L’aidance n’est plus uniquement du ressort de la sphère privée mais bel et bien un sujet d’entreprise, incitant les employeurs à (re)penser leurs organisations du travail à la lumière de ce phénomène. En 2030, un salarié sur quatre sera proche aidant, et pour les salariés de plus de 40 ans, cette proportion pourrait même atteindre un sur trois (Observatoire OCIRP, 2021).

 

Le coût de l’inaction est élevé (environ 1 500 €/an selon France Stratégie, 39 ans l’âge moyen d'entrée, près de 10h/semaine consacrés à l'aidance). Les coûts directs liés à l’absentéisme des salariés aidants et les coûts indirects liés au présentéisme représentent en moyenne 10 % de la masse salariale (Nathalie Chusseau, Université de Lille).
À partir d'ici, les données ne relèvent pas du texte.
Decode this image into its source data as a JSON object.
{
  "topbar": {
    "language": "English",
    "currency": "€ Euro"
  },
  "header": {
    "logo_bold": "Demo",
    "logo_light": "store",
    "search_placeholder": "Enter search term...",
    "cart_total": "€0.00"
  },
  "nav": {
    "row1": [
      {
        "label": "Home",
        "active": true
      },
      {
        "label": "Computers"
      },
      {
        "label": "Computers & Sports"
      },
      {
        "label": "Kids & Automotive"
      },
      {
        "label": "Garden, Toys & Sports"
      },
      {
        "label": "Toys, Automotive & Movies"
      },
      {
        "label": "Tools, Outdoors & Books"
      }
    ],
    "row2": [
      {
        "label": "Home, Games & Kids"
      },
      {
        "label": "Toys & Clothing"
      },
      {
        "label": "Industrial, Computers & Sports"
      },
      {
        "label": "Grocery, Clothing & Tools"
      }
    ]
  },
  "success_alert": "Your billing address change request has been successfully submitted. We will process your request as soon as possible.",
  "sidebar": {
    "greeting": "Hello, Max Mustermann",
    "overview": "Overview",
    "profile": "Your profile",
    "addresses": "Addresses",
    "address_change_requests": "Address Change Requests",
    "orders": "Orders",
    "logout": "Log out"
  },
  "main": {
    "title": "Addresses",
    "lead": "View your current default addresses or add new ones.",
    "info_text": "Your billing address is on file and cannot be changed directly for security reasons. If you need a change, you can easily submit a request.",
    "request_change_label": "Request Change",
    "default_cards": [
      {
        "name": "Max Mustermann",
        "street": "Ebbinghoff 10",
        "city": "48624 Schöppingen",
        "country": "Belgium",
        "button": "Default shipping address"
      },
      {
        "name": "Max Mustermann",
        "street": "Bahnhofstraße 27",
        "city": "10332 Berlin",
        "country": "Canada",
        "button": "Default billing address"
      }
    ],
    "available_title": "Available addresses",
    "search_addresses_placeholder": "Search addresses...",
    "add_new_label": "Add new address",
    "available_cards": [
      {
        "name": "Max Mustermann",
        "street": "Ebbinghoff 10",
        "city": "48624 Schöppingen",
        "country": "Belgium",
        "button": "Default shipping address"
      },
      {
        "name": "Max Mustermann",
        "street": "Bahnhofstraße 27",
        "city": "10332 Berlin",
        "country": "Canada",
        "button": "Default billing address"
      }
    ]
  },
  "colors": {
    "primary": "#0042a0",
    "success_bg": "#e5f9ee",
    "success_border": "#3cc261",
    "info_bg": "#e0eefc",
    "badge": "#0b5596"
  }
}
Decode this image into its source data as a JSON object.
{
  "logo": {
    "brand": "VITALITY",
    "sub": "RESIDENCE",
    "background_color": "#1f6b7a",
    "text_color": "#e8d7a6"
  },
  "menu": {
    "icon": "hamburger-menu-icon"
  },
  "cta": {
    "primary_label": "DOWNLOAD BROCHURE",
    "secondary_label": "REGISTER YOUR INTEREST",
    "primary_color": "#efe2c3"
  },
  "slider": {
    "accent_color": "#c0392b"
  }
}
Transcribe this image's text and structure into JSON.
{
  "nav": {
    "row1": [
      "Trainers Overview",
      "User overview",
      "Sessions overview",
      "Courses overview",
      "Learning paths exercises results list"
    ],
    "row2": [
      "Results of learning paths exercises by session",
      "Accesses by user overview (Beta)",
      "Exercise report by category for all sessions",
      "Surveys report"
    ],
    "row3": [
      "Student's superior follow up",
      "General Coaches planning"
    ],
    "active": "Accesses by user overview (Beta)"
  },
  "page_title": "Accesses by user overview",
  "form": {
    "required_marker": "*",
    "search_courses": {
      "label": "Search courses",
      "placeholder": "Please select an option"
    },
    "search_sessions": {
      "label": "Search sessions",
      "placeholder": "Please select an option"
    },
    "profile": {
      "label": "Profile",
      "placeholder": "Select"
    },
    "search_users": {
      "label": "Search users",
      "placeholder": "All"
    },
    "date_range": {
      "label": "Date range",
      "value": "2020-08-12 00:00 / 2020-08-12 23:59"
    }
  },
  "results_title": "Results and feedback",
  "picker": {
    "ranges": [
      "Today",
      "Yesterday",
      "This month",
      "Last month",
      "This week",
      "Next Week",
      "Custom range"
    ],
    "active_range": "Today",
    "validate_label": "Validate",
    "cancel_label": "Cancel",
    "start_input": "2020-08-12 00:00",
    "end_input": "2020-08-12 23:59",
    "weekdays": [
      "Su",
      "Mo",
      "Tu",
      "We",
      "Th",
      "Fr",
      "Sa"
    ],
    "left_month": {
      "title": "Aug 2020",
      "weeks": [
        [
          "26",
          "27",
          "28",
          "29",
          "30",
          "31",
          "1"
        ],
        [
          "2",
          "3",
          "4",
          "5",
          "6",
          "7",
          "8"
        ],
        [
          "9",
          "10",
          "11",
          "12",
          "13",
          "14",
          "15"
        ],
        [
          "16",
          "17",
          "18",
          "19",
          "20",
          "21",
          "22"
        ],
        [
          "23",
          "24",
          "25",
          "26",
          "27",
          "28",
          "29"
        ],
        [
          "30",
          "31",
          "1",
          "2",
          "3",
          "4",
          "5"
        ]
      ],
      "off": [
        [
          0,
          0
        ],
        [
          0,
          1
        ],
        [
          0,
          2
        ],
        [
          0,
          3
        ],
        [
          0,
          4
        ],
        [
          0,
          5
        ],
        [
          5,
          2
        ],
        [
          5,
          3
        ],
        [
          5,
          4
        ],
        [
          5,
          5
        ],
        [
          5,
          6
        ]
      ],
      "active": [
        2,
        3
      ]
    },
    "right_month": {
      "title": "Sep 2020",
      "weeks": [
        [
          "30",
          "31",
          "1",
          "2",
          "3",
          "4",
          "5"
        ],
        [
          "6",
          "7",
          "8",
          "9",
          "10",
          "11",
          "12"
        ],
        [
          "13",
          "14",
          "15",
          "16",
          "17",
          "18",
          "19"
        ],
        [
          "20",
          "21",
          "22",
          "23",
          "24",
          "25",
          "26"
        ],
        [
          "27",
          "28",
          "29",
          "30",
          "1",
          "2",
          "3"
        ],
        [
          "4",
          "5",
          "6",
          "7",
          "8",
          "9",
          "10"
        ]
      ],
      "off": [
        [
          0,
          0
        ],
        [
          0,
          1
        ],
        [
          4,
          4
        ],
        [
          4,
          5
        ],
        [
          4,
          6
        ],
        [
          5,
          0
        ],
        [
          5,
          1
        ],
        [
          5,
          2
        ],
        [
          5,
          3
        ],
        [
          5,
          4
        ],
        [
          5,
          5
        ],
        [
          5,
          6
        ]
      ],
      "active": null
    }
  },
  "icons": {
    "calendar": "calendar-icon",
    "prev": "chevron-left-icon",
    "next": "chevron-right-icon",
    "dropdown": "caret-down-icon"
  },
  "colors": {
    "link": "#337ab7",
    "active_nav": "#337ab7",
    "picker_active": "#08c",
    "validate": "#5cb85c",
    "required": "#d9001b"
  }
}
Une grande partie de ces coûts pourraient être évités grâce à un meilleur accompagnement des aidants. « Oui, cela a un impact pour l’entreprise d’avoir un salarié absent, mais le poids est encore plus lourd humainement d’avoir un salarié en difficulté. Ses collègues sont bienveillants, l’ambiance de travail est bonne, ils comprennent et sont soucieux de sa situation. Nous le soutenons tous à notre niveau, autant que possible » abonde la responsable de Polynov Clermont-Fd, vigilante sur le bon équilibre de son équipe. Cela peut affecter plus largement la santé au travail du collaborateur, déjà arrêté à plusieurs reprises. 

 

Des compétences précieuses et ignorées

Les salariés aidants ne doivent pas être réduits à une somme de chiffres. Leur expérience leur permet de développer des compétences clés telles que l’écoute, la résilience, l’empathie, la résistance au stress et les capacités organisationnelles et de coordination (Nathalie Chusseau, Université de Lille). 7 travailleurs aidants sur 10 ont acquis de nouvelles compétences grâce à leur rôle, que ce soit la gestion des priorités (91%), l’organisation du temps (86%) ou l’efficacité (80%) selon le baromètre Aider et travailler d’Interfacia de 2023.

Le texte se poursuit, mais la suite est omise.